Cannons At The Dinner Table


Alas, The King’s Head in Deptford has long ago been demolished.

Which is a shame because up until 1944 it was there, in Church Street. And in its time, it served jolly good food and brought those of differing opinions together to laugh and talk and forget their differences.

I know this because Samuel Pepys happened to meet a few acquaintances there, in the dark November days of 1665. Captain John Taylor assembled the company, Chatham’s former master shipwright who had gone solo and made a creditable living building decent ships at Wapping.

He invited Sir William Batten, the MP for Rochester and Master for Trinity House, the organisation responsible for lighting the sea for mariners in British waters. And also in the company was the man Pepys styled “a talking, bragging, bufflehead”: Sir John Robinson, a barely literate king-pleaser by Pepy’s account.

The pair came fresh from the hunt and brandished a hare for the cook-pot. And they talked of nothing but hunting. Pepys tells us:” They…brought in a hare alive and a great many silly stories they tell of their sport, which pleases them mightily, and me not at all, such is the different sense of pleasure in mankind”.

Which is odd, says Pepys, because the two are sworn enemies. Always have been. “strange to see,” the diarist observes,” how a good dinner and feasting reconciles everybody.”

It’s one of the oldest tricks in the book: throw a great big feast and even sworn enemies must sit and sup side by side. No point in squabbling, is there, when there’s a sumptuous meal laid out for your delectation?

Thus, 64 years after Christ, Tigellinus threw a banquet for the terrifying Roman Emperor Nero. Not only was the food great, it had a fabulous gimmick: it was set aboard a great raft on a lake. The Medicis celebrated the alliance of Marie de Medici with Henry IV, the King of France with lavish sculptures of ice and sugar on the tables.

Food can make us forget our troubles almost entirely. Outside the walls of Paris in 1880, the Prussian armies might be poised to invade; but inside Monsieur Bonvalet, the mayor of the third arrondissement, held a Christmas party to remember at Noel Peter’s restaurant in Paris. Its gimmick? With no  meat left in Paris and a zoo full of animals, it was the zoo creatures who formed the menu. Including consommé de elephant and kangaroo stew, the menu on its own makes a conversation piece.

Once the food is in front of us, hosts are not above including something to make the party go with a bang.

And when your guest is the Holy Roman Emperor, such a trinket would have to be spectacular.

Cue Hans Schlottheim’s incredible exploding automata of 1585.

I say exploding. It sits intact in the British Museum, having survived the last four centuries to amaze sucessive generations. It is a great golden model of a galleon, and its purpose was to announce banquets at court.

It would start amid the hubbub of all the dinner guests, with drums and music which played from deep within its hull. And a little procession of musicians would travel across the deck.

And then, in front of an incredulous audience, the ship would begin to travel across the table.

Finally, just in case anyone had not yet looked up from their goblet, the ship would fire a large cannon on its decks, setting off others around the hull, so those absorbed in conversation would jump out of their breeches.

I imagine it was highly effective, and no-one braved the cannons to ignore the Emperor’s feast any longer.

These days it has broken; but it still draws admiring glances from passers by.

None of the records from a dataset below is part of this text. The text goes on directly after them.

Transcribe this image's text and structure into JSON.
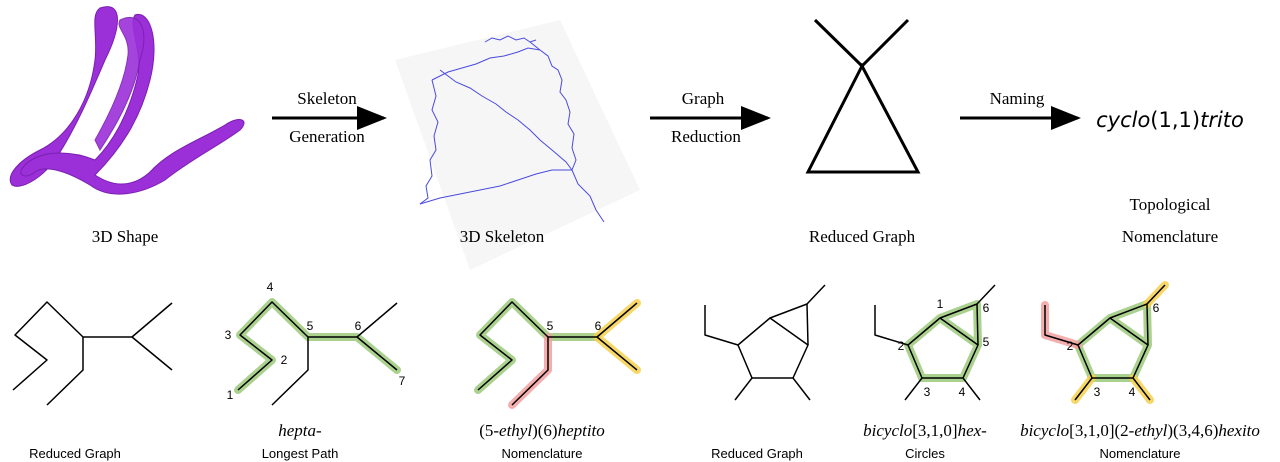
{
  "top": {
    "stages": [
      {
        "caption": "3D Shape"
      },
      {
        "caption": "3D Skeleton"
      },
      {
        "caption": "Reduced Graph"
      },
      {
        "name_parts": [
          "cyclo",
          "(1,1)",
          "trito"
        ],
        "caption_lines": [
          "Topological",
          "Nomenclature"
        ]
      }
    ],
    "arrows": [
      [
        "Skeleton",
        "Generation"
      ],
      [
        "Graph",
        "Reduction"
      ],
      [
        "Naming"
      ]
    ]
  },
  "bottom": {
    "panels": [
      {
        "caption": "Reduced Graph"
      },
      {
        "name_parts": [
          "hepta",
          "-"
        ],
        "caption": "Longest Path",
        "node_labels": [
          1,
          2,
          3,
          4,
          5,
          6,
          7
        ]
      },
      {
        "name_parts": [
          "(5-",
          "ethyl",
          ")(6)",
          "heptito"
        ],
        "caption": "Nomenclature",
        "node_labels": [
          5,
          6
        ]
      },
      {
        "caption": "Reduced Graph"
      },
      {
        "name_parts": [
          "bicyclo",
          "[3,1,0]",
          "hex",
          "-"
        ],
        "caption": "Circles",
        "node_labels": [
          1,
          2,
          3,
          4,
          5,
          6
        ]
      },
      {
        "name_parts": [
          "bicyclo",
          "[3,1,0](2-",
          "ethyl",
          ")(3,4,6)",
          "hexito"
        ],
        "caption": "Nomenclature",
        "node_labels": [
          2,
          3,
          4,
          6
        ]
      }
    ]
  }
}
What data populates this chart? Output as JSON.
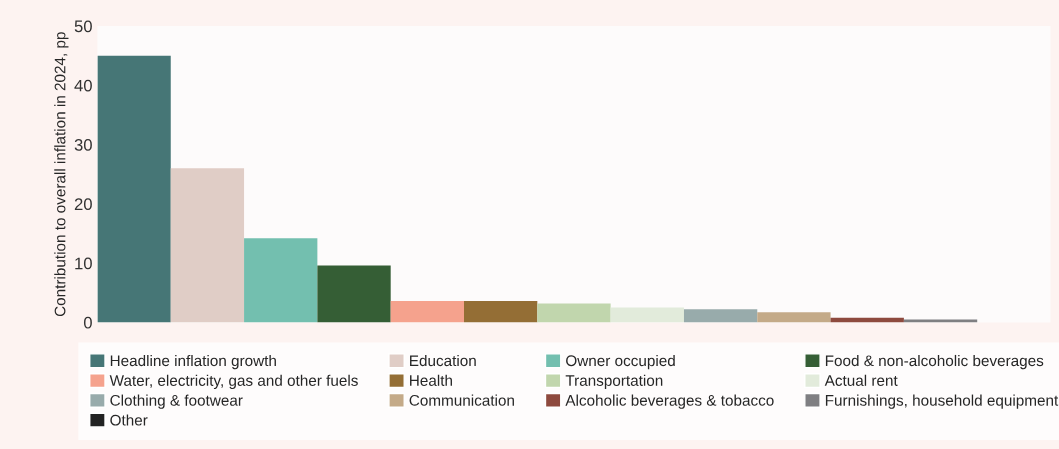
{
  "chart_data": {
    "type": "bar",
    "stacked": true,
    "ylabel": "Contribution to overall inflation in 2024, pp",
    "categories": [
      null,
      null,
      null,
      null,
      null,
      null,
      null,
      null,
      null,
      null,
      null,
      null
    ],
    "series": [
      {
        "name": "Headline inflation growth",
        "color": "#467676",
        "values": [
          45,
          null,
          null,
          null,
          null,
          null,
          null,
          null,
          null,
          null,
          null,
          null
        ]
      },
      {
        "name": "Education",
        "color": "#e0cdc6",
        "values": [
          null,
          26,
          null,
          null,
          null,
          null,
          null,
          null,
          null,
          null,
          null,
          null
        ]
      },
      {
        "name": "Owner occupied",
        "color": "#73bfaf",
        "values": [
          null,
          null,
          14.2,
          null,
          null,
          null,
          null,
          null,
          null,
          null,
          null,
          null
        ]
      },
      {
        "name": "Food & non-alcoholic beverages",
        "color": "#355e35",
        "values": [
          null,
          null,
          null,
          9.6,
          null,
          null,
          null,
          null,
          null,
          null,
          null,
          null
        ]
      },
      {
        "name": "Water, electricity, gas and other fuels",
        "color": "#f5a28d",
        "values": [
          null,
          null,
          null,
          null,
          3.6,
          null,
          null,
          null,
          null,
          null,
          null,
          null
        ]
      },
      {
        "name": "Health",
        "color": "#946e35",
        "values": [
          null,
          null,
          null,
          null,
          null,
          3.6,
          null,
          null,
          null,
          null,
          null,
          null
        ]
      },
      {
        "name": "Transportation",
        "color": "#c1d6ad",
        "values": [
          null,
          null,
          null,
          null,
          null,
          null,
          3.2,
          null,
          null,
          null,
          null,
          null
        ]
      },
      {
        "name": "Actual rent",
        "color": "#e2ebdb",
        "values": [
          null,
          null,
          null,
          null,
          null,
          null,
          null,
          2.5,
          null,
          null,
          null,
          null
        ]
      },
      {
        "name": "Clothing & footwear",
        "color": "#98abab",
        "values": [
          null,
          null,
          null,
          null,
          null,
          null,
          null,
          null,
          2.2,
          null,
          null,
          null
        ]
      },
      {
        "name": "Communication",
        "color": "#c4aa88",
        "values": [
          null,
          null,
          null,
          null,
          null,
          null,
          null,
          null,
          null,
          1.7,
          null,
          null
        ]
      },
      {
        "name": "Alcoholic beverages & tobacco",
        "color": "#8e4a3e",
        "values": [
          null,
          null,
          null,
          null,
          null,
          null,
          null,
          null,
          null,
          null,
          0.8,
          null
        ]
      },
      {
        "name": "Furnishings, household equipment",
        "color": "#7f7f82",
        "values": [
          null,
          null,
          null,
          null,
          null,
          null,
          null,
          null,
          null,
          null,
          null,
          0.5
        ]
      },
      {
        "name": "Other",
        "color": "#222222",
        "values": [
          null,
          null,
          null,
          null,
          null,
          null,
          null,
          null,
          null,
          null,
          null,
          null
        ]
      }
    ],
    "ylim": [
      0,
      50
    ],
    "yticks": [
      0,
      10,
      20,
      30,
      40,
      50
    ],
    "grid": false,
    "legend": "bottom",
    "tick_labels": "y"
  }
}
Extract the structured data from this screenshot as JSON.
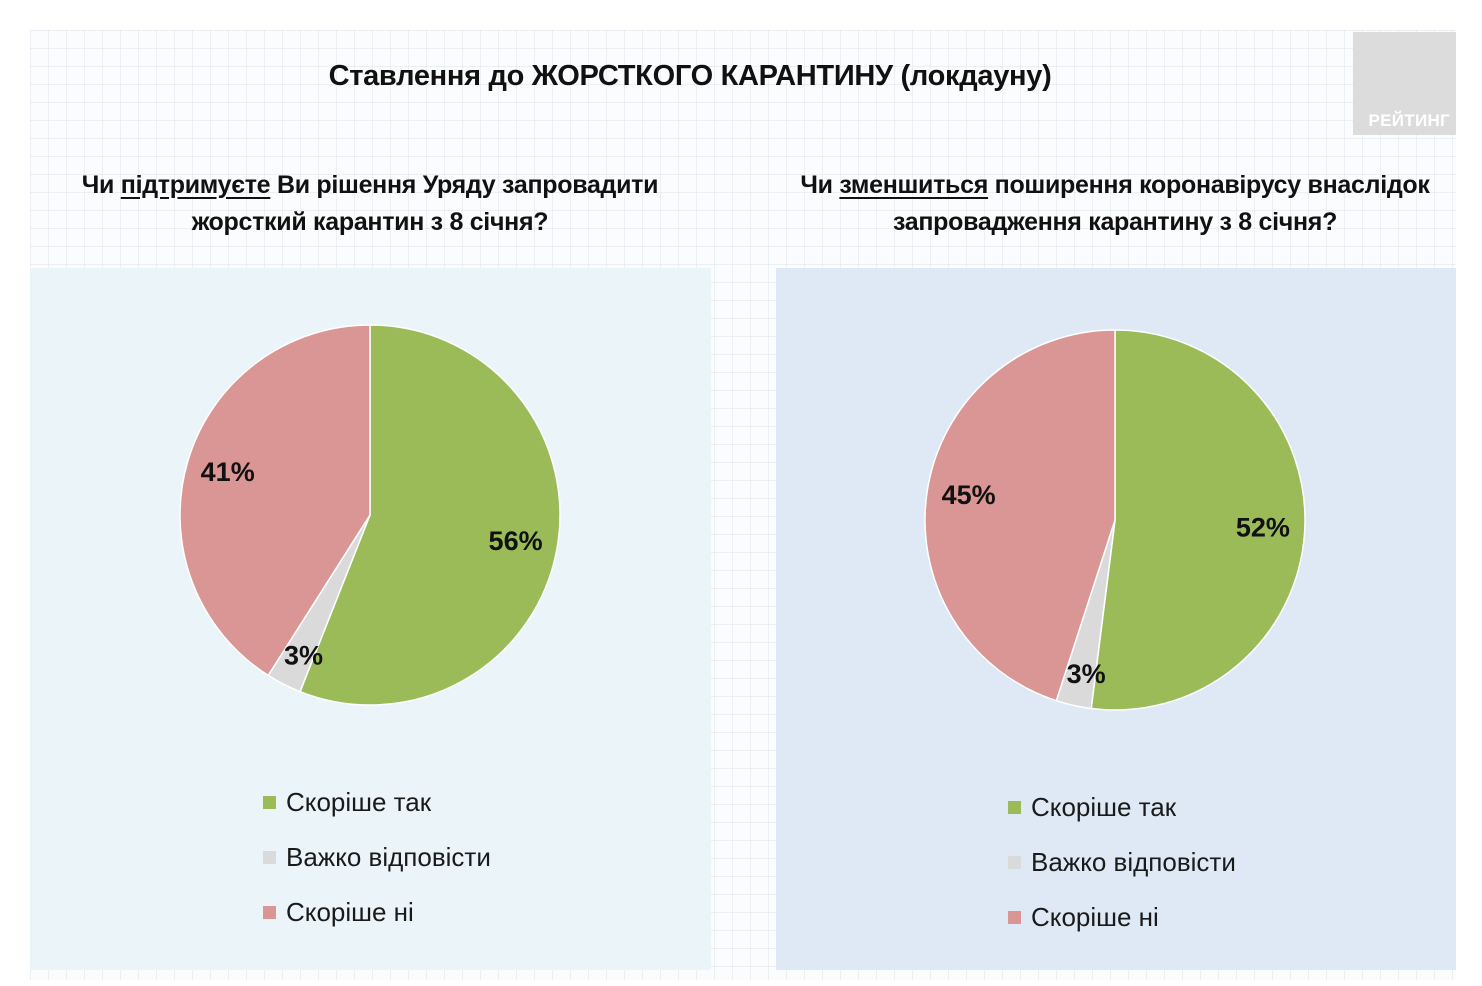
{
  "header": {
    "title": "Ставлення до ЖОРСТКОГО КАРАНТИНУ (локдауну)",
    "logo_text": "РЕЙТИНГ"
  },
  "colors": {
    "yes": "#9bbb59",
    "hard": "#dadada",
    "no": "#d99694"
  },
  "questions": [
    {
      "pre": "Чи ",
      "underlined": "підтримуєте",
      "post": " Ви рішення Уряду запровадити",
      "line2": "жорсткий карантин з 8 січня?"
    },
    {
      "pre": "Чи ",
      "underlined": "зменшиться",
      "post": " поширення коронавірусу внаслідок",
      "line2": "запровадження карантину з 8 січня?"
    }
  ],
  "legend": [
    {
      "label": "Скоріше так",
      "color_key": "yes"
    },
    {
      "label": "Важко відповісти",
      "color_key": "hard"
    },
    {
      "label": "Скоріше ні",
      "color_key": "no"
    }
  ],
  "chart_data": [
    {
      "type": "pie",
      "title": "",
      "categories": [
        "Скоріше так",
        "Важко відповісти",
        "Скоріше ні"
      ],
      "values": [
        56,
        3,
        41
      ],
      "labels": [
        "56%",
        "3%",
        "41%"
      ]
    },
    {
      "type": "pie",
      "title": "",
      "categories": [
        "Скоріше так",
        "Важко відповісти",
        "Скоріше ні"
      ],
      "values": [
        52,
        3,
        45
      ],
      "labels": [
        "52%",
        "3%",
        "45%"
      ]
    }
  ]
}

I wonder if it will ever grace another dinner party?


33 thoughts on “Cannons At The Dinner Table

  1. As usual, a perfect selection of gourmet titbits in this post.
    I think all those who contributed to the demollition of The King’s Head should have been recycled as dogfood before that happened.
    Surely it is not beyond modern capability to repair that wonderful ship? Even for just long enough to make a video of it in action?

  2. I don’t remember seeing this at the British Museum, but I am sure that I missed a lot. I like these interesting mechanical devices. They were especially effective in a time when they didn’t have too many moving devices like this.

  3. Love the photos, Kate… and the word ‘bufflehead’ – one I’ve never heard of before! I’m hearing a lot about eating different animals of late – from giant tortoises, now your zoo animals. Happy April!

  4. Like others, I had to look up bufflehead – a bird. Having seen the devastation that tusk hunters are bringing to the great mammals, I’m having trouble with the consommé. I think my boys would love the galleon though.

  5. I’d accept an invitation to anyone’s dinner if this marvelous little ship were in the offing. Surely it was the talk of the town in its day.

  6. I looked at that ship and thought of Felix. I bet if you could have hidden it under your coat and taken it home for a day, your son would have had a blast with it literally and figuratively.

    1. Alas, Lame, I should have brought a bigger coat. Though I think that to take this away I might have had to do that Mission Impossible hanging -from-the-ceiling-in-a-black-catsuit thing.

  7. Now that’s impressive. You’ve related what is proof to me that fact is indeed stranger, and much more fascinating than most fiction. I’m appalled at the eating of the zoo animals, but what a story!